Embora não critique a legitimidade da escravidão, Sêneca reconhece que a instituição é fundada na violência, a que todos estão sujeitos. A escravidão é produto da Fortuna, que “repartiu mal os bens comuns e deu a um o domínio sobre o outro, embora nascidos com igual direito” (Ad Marc. 20.2). Na carta 47 a Lucílio, também pondera que “esse homem que chamas teu escravo nasceu da mesma semente que tu, goza do mesmo céu, respira, vive e morre tal como tu. Tanto direito tens tu a olhá-lo como homem livre como ele a olhar-te como escravo” (Ep. 47.10). Portanto, o que unifica os homens é a alma, a despeito das distinções jurídicas e sociais. Em outra carta, escreve que a “alma tanto pode estar num cavaleiro romano, como num liberto, como num escravo. O que é afinal um cavaleiro romano ou um liberto ou um escravo? Nomes nascidos da ambição e da injustiça” (Ep. 31.11). Porém, essa argumentação não significa necessariamente que o filósofo valorize de fato o escravo (ou mesmo o liberto) como membro de uma comunidade mais ampla do que aquela doméstica, centrada no senhor. Em seu tratado sobre os benefícios, defende que “o escravo pode ser justo, pode ser forte, pode ter uma grande alma. Portanto, pode conferir um benefício, o que é sinal de virtude” (Ben. 3.18.3). Mas quais são os benefícios que os escravos podem dar a seus senhores? Os exemplos que Sêneca enumera – e encenados durante a guerra civil de finais da República e no Principado, por conta das delações ao imperador (que Sêneca também compara a um estado de guerra civil) – têm um ponto comum: trata-se sobretudo da preservação da vida do senhor, mesmo que isso acarrete a morte do escravo. Aliás, não por acaso, nas Cartas, os escravos são mostrados, como exemplos de conduta, justamente quando dão fim à própria vida, realizando a mostra suprema de liberdade.
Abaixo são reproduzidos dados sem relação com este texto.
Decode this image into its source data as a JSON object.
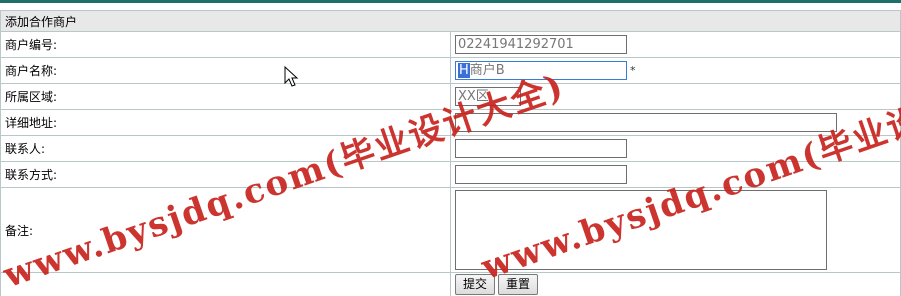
{
  "form": {
    "title": "添加合作商户",
    "fields": {
      "merchant_no": {
        "label": "商户编号:",
        "value": "02241941292701"
      },
      "merchant_name": {
        "label": "商户名称:",
        "value_selected": "H",
        "value_rest": "商户B",
        "required_mark": "*"
      },
      "region": {
        "label": "所属区域:",
        "value": "XX区"
      },
      "address": {
        "label": "详细地址:",
        "value": ""
      },
      "contact": {
        "label": "联系人:",
        "value": ""
      },
      "phone": {
        "label": "联系方式:",
        "value": ""
      },
      "remark": {
        "label": "备注:",
        "value": ""
      }
    },
    "buttons": {
      "submit": "提交",
      "reset": "重置"
    }
  },
  "watermark": {
    "text_left": "www.bysjdq.com(毕业设计大全)",
    "text_right": "www.bysjdq.com(毕业设计大",
    "color": "#c8231e"
  },
  "colors": {
    "header_bg": "#e8e8e8",
    "border": "#b9c7c9",
    "top_accent": "#1f6f6a",
    "focus_border": "#3a7bd5"
  }
}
Sêneca não postula assim qualquer tratamento humanitário dos escravos como um fim em si mesmo, como um passo para uma vida mais virtuosa pelos senhores. A preocupação primordial é propor um modelo de controle dos escravos que não os torne inimigos do senhor, colocando sua vida em risco, como aconteceu no caso de Pedânio Secundo. Na carta 47, propõe precisamente isso para contornar os efeitos negativos da organização doméstica da escravaria, decorrentes da hierarquização e especialização do trabalho que rebaixa e constrange os escravos a meros utensílios do senhor para satisfação de seus desejos. Em contrapartida, sugere que o senhor converse com seus escravos, compartilhe a mesa com eles, e siga o costume dos antepassados que instituíram um dia festivo em que se atribuía aos escravos “cargos honoríficos na administração da casa ou na distribuição da justiça, fazendo assim da casa uma república em ponto pequeno” (Ep. 47.14).
Metáfora semelhante é empregada por Columella, contemporâneo de Sêneca, em seu tratado sobre agricultura, em que aconselha o proprietário de uma fazenda a zelar pelo cumprimento das ordens dadas aos escravos pois “isto é sempre observado nas cidades de bons costumes”, onde não bastam apenas boas leis, mas há que se ter seus guardiões (12.3.10-11). Igualmente, o senador Plínio, o Jovem (61-112 d.C.) escreveu que a “casa é uma pequena república” para os escravos e confere-lhes como que uma “cidadania” (Ep. 8.16.2). Nesse sentido, permitia que seus escravos fizessem como que testamentos e seguia as prescrições ali postas, mas tudo nos limites da casa (intra domum), faz questão de frisar.
Na leitura das fontes, deve-se atentar então para que essa ideologia senhorial, que projeta um isolamento dos escravos nos marcos da esfera doméstica, não seja tomada como um fato, impedindo-nos de colocar questões sobre a atuação dos escravos no espaço maior da cidade, contrariando o desejo dos senhores em reforçar o poder sobre eles.